Removed account still listed as having admin?

jhuls
Contributor III

Some time back we used a particular account labeled as "ctsetup" which had admin privileges for doing some setup work on our Macs. Once done Casper would remove the "ctsetup" account with a policy. In looking just now at a system remotely via ssh I used the following to view user accounts and don't see "ctsetup" which is how it should be...

dscl . list /Users | grep -v ^.

If I view to see who is a member of the admin group via the following command, I do see "ctsetup".

dscl . read /Groups/admin GroupMembership

I don't know enough about the dscl command and how it works so I wanted to see what someone here could explain on the subject. I found those lines while looking online. Why would "ctsetup" even show up as a member of the admin group if it no longer exists...or does it?

Is there a good resource for learning more about dscl?

6 REPLIES 6

mm2270
Legendary Contributor III

@jhuls You can start with the man page in Terminal learning more about dscl. Also, almost all man pages are available online in your browser if you prefer reading through them that way. For example, here is the full Apple man page on dscl.

As for the issue you're describing, I'm not sure where you found the command dscl . list /Users | grep -v ^., but that isn't giving me the correct results when I run it on my Mac. It lists no accounts, which isn't even remotely accurate. The grep -v ^. part is telling it to only get the reverse of any accounts that don't start with a period, which isn't making sense to me. I'm wondering if that was meant to be grep -v ^_ instead, which would exclude all the system created accounts that have a _ symbol as the start of their names.

Can you just drop that part and run dscl . list /Users instead and see if that "ctsetup" account is still there?

jhuls
Contributor III

Hmmm...it looks like jamfnation dropped the last part of what I pasted. Lets see if this works.

dscl . list /Users | grep -v ^_.*

jhuls
Contributor III

So that worked...and next time I'll try to remember to use Preview before posting. sigh

Anyways...It doesn't matter whether I exclude the grep portion though as there still isn't a ctsetup account...which like I said should be gone. I've not visited the system to try logging in with it but if it's not in /Users, I'm assuming I wouldn't be able to log in with it.

dwandro92
Contributor III

My guess is that Casper just removed the account using a method equivalent to running dscl . -delete /Users/ctsetup. When an account is removed in this way, it doesn't seem to modify the group records like one would assume that it should.
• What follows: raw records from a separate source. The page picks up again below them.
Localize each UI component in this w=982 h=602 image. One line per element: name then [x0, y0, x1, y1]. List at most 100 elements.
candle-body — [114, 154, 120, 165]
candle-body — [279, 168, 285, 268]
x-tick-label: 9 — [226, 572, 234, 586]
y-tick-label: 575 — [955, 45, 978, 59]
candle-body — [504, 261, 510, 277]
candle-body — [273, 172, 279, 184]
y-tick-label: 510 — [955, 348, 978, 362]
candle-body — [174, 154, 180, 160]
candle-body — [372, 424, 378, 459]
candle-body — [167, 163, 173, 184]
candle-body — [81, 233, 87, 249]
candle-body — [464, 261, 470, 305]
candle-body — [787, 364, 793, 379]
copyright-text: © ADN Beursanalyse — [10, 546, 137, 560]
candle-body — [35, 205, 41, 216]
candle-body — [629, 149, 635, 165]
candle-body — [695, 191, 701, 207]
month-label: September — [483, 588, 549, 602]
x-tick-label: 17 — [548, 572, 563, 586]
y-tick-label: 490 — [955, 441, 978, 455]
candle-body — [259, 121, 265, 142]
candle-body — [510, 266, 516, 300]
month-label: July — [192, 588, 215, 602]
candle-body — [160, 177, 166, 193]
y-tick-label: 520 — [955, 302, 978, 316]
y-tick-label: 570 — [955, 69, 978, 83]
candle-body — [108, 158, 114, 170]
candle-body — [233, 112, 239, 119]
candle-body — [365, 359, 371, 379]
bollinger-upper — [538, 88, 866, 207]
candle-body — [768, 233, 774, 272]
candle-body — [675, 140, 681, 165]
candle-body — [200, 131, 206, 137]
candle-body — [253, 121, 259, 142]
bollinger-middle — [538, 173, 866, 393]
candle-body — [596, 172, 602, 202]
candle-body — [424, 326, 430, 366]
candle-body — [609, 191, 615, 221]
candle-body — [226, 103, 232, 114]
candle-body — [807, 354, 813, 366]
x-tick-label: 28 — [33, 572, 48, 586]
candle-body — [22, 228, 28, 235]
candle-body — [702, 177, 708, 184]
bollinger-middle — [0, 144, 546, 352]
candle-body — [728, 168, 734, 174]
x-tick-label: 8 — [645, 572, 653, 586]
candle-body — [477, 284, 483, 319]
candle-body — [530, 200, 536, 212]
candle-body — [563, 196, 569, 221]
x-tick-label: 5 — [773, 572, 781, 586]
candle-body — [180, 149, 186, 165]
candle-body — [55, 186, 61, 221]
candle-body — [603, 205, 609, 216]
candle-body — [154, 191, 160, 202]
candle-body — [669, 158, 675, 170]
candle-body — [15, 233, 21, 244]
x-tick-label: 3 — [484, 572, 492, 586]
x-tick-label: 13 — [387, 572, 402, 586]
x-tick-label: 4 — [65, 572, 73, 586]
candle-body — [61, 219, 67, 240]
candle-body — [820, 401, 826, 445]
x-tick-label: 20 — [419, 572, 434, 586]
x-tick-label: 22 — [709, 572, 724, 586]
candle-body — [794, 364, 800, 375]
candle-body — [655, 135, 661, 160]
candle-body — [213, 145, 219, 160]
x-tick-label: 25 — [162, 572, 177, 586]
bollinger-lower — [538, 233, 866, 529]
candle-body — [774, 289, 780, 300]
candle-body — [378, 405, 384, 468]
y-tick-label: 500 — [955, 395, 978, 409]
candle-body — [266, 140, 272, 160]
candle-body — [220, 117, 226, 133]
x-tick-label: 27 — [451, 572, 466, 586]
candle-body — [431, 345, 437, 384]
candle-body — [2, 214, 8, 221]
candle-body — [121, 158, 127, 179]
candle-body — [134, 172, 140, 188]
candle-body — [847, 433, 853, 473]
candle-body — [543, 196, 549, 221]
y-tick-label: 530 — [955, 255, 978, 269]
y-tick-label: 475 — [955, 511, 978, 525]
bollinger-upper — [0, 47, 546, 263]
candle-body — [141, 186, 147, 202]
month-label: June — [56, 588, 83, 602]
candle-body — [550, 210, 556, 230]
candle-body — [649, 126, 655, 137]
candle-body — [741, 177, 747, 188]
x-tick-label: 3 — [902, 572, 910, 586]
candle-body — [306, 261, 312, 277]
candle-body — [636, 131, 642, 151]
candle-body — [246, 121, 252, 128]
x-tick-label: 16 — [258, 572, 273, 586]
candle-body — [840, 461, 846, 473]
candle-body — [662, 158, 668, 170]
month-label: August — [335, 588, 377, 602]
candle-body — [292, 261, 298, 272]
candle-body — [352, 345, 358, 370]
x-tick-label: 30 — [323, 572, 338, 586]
You should be able to resolve the issue by executing the following command: sudo dscl . -delete /Groups/admin GroupMembership ctsetup.

jhuls
Contributor III

Thanks @dwandro92 ...I figured I could remove it out of there. I'm just a bit surprised that it wasn't removed when the user account was removed.

I can't test it now but it makes me wonder if that opens up a security issue. What might happen if that account is removed yet remains in the admin group as I've described and then later a new account of the same name is created that is intended to be a standard user account? I wish I had more time today because I'm really curious to see if this would play out to where that user account would have admin privileges again unintentionally.

dwandro92
Contributor III

@jhuls, if the username still appears in the group record and the account is re-created as a standard user using System Preferences, dscl . -create /Users/ctsetup, or jamf createAccount -username ctsetup -realname "Test ctsetup", they will still have admin privileges.

On a related note, the group record appears to remove the user successfully when the account is deleted using System Preferences or jamf deleteAccount -username ctsetup -deleteHomeDirectory.